Les États ont essayé avec un succès limité de faire parvenir des vaccins contre les covidies aux personnes de couleur, qui ont été tuées et hospitalisées de manière disproportionnée par le virus.

Le Vermont accordera la priorité aux résidents minoritaires pour les vaccins COVID

À partir de jeudi, le Vermont a explicitement accordé aux adultes noirs et aux personnes d'autres communautés minoritaires un statut prioritaire pour les vaccinations. Il suit le Montana, qui a annoncé en janvier que les Amérindiens et d'autres personnes de couleur, parce qu'ils courent un risque plus élevé de complications du covid-19, seraient autorisés à recevoir le vaccin.

Tous les résidents noirs, autochtones et autres personnes de couleur qui sont des résidents permanents du Vermont et âgés de 16 ans ou plus sont admissibles au vaccin.

Ce sera un avantage à court terme, puisque le Vermont ouvre les inoculations de covid à tous les adultes le 19 avril.

Pourtant, les responsables de la santé du Vermont espèrent que le changement réduira le risque pour les personnes de couleur, qui sont presque deux fois plus susceptibles que les Blancs de se retrouver à l'hôpital avec le covid-19. "Il est inacceptable que cette disparité persiste pour cette population", a déclaré le Dr Mark Levine, commissaire à la santé du Vermont, lors d’une récente conférence de presse.

Mais accorder la priorité peut ne pas suffire pour faire vacciner plus de résidents appartenant à des minorités - et pourrait envoyer le mauvais message, disent certains experts de la santé.

"Donner aux personnes de couleur la priorité d'éligibilité peut apaiser la culpabilité libérale, mais cela ne résout pas les véritables obstacles à la vaccination", a déclaré le Dr Céline Gounder, spécialiste des maladies infectieuses à NYU Langone Health et ancien membre du comité consultatif covid du président Joe Biden. . "La baisse de la couverture vaccinale dans les communautés de couleur n’est pas uniquement due à l’endroit où elles sont" en ligne "pour le vaccin. C’est aussi une question d’accès. "

Les sites de vaccination doivent être plus pratiques pour les lieux de vie et de travail de ces populations ciblées, et davantage d'efforts d'éducation sont nécessaires pour que les gens sachent que les vaccins sont gratuits et sans danger, a-t-elle déclaré.

"Donner explicitement la priorité aux personnes de couleur pour la vaccination pourrait se retourner contre eux", a déclaré Gounder. "Cela pourrait donner à certains l’impression que le vaccin leur est d’abord lancé à titre de test. Cela pourrait renforcer la crainte que des personnes de couleur soient utilisées comme cobayes pour quelque chose de nouveau.

Le Dr Georges Benjamin, directeur exécutif de l’American Public Health Association, a déclaré que c’était la raison pour laquelle il s’est opposé à l’utilisation de la race comme facteur de risque pour déterminer l’admissibilité au vaccin covid.
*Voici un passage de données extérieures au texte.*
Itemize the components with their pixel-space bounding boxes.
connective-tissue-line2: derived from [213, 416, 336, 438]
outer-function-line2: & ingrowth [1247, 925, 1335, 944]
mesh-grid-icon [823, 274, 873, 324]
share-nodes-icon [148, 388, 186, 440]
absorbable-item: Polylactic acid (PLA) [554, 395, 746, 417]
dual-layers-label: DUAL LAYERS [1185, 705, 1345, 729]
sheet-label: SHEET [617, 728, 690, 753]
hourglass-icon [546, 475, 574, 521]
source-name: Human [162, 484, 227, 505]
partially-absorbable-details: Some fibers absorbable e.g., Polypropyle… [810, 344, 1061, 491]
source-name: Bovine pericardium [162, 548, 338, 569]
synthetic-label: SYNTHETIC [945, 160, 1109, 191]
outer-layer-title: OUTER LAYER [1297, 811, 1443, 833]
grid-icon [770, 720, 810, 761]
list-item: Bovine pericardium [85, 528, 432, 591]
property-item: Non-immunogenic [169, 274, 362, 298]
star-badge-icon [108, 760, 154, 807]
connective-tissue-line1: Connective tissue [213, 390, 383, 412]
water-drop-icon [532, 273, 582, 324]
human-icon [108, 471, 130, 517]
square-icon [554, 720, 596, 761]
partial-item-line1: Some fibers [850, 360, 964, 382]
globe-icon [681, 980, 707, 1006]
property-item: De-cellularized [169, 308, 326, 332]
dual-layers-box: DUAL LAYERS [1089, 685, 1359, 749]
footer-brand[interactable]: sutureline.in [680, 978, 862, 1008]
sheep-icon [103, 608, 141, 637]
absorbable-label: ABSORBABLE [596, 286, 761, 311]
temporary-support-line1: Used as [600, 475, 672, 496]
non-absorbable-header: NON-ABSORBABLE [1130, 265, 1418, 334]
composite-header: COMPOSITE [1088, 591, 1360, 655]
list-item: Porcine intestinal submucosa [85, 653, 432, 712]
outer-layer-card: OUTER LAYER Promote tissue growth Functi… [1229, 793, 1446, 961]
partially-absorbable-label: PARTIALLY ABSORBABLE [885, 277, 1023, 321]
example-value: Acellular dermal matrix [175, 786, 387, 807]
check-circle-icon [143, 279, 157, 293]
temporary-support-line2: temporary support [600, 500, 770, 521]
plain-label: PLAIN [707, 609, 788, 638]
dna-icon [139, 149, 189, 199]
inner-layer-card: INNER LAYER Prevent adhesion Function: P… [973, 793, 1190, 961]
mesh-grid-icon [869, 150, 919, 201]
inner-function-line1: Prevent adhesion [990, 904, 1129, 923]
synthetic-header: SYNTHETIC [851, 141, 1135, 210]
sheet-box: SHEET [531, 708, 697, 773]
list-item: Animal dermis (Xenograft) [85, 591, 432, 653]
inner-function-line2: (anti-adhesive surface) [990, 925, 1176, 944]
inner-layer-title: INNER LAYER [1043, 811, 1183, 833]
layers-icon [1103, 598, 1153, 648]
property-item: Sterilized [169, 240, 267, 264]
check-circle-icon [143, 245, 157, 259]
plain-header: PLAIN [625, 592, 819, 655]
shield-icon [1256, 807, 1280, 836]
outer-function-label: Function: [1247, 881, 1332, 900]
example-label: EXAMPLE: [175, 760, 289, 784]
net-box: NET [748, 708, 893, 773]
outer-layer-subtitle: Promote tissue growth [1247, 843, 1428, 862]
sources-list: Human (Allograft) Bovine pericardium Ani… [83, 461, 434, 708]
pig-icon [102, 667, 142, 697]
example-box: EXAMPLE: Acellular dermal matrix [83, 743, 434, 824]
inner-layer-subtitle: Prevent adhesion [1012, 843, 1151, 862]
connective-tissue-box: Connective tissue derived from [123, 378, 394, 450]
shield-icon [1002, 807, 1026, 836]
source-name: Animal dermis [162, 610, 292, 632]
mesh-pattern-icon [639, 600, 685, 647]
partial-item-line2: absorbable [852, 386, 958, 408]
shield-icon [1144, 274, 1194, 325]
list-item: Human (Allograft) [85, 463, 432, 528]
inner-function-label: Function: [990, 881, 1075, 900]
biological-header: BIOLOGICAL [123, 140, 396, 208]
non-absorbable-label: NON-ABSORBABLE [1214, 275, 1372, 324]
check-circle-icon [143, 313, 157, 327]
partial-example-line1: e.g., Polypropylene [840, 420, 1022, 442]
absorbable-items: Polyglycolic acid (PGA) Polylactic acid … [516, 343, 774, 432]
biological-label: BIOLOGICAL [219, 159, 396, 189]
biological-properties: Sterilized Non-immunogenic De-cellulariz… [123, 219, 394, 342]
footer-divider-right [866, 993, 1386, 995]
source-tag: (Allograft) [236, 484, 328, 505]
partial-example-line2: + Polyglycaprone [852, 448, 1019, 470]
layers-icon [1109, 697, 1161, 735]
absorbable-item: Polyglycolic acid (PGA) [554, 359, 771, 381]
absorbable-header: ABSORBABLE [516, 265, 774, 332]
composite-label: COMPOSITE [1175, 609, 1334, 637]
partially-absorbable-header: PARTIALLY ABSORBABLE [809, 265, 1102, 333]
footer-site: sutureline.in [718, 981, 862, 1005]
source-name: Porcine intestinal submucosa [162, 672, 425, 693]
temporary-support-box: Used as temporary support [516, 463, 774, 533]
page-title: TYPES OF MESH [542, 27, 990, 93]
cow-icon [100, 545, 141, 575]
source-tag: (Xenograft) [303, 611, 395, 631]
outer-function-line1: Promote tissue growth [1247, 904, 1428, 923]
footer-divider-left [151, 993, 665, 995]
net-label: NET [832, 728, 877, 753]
Mais il voit des signes que l'hésitation à la vaccination s'améliore à l'échelle nationale et a qualifié la nouvelle approche du Vermont d '"admirable". Pourtant, a-t-il dit, les États devraient continuer à utiliser une gamme d'options pour obtenir des vaccins aux communautés minoritaires, telles que la fourniture de sites de vaccination dans les quartiers noirs et les lieux en lesquels les résidents ont confiance, comme les églises.

Aucun État n'atteint l'équité dans la distribution de ses vaccins, a déclaré Jen Kates, directrice de la santé mondiale et de la politique VIH à KFF. (KHN est un programme éditorialement indépendant de KFF.)

"Les personnes de couleur, qu'elles soient noires ou brunes, sont vaccinées à des taux inférieurs par rapport à leur représentation parmi les cas et les décès de covid, et souvent dans leur population en général", a-t-elle déclaré.

Les Noirs représentent environ 2% de la population du Vermont et 4% de ses infections à covid, mais ils ont reçu 1% des vaccins de l’État, selon KFF.

"Étant donné que les États ne font vraiment pas bien en matière d'équité, d'autres stratégies sont les bienvenues à ce stade", a déclaré Kates.

Pourtant, il y a une autre raison pour laquelle les responsables de la santé publique ont hésité à donner explicitement la priorité aux personnes de couleur. "Cela pourrait être politiquement sensible", a-t-elle déclaré.

Il s'agit d'un programme éditorialement indépendant de la KFF (Kaiser Family Foundation) qui n'est pas affilié à Kaiser Permanente.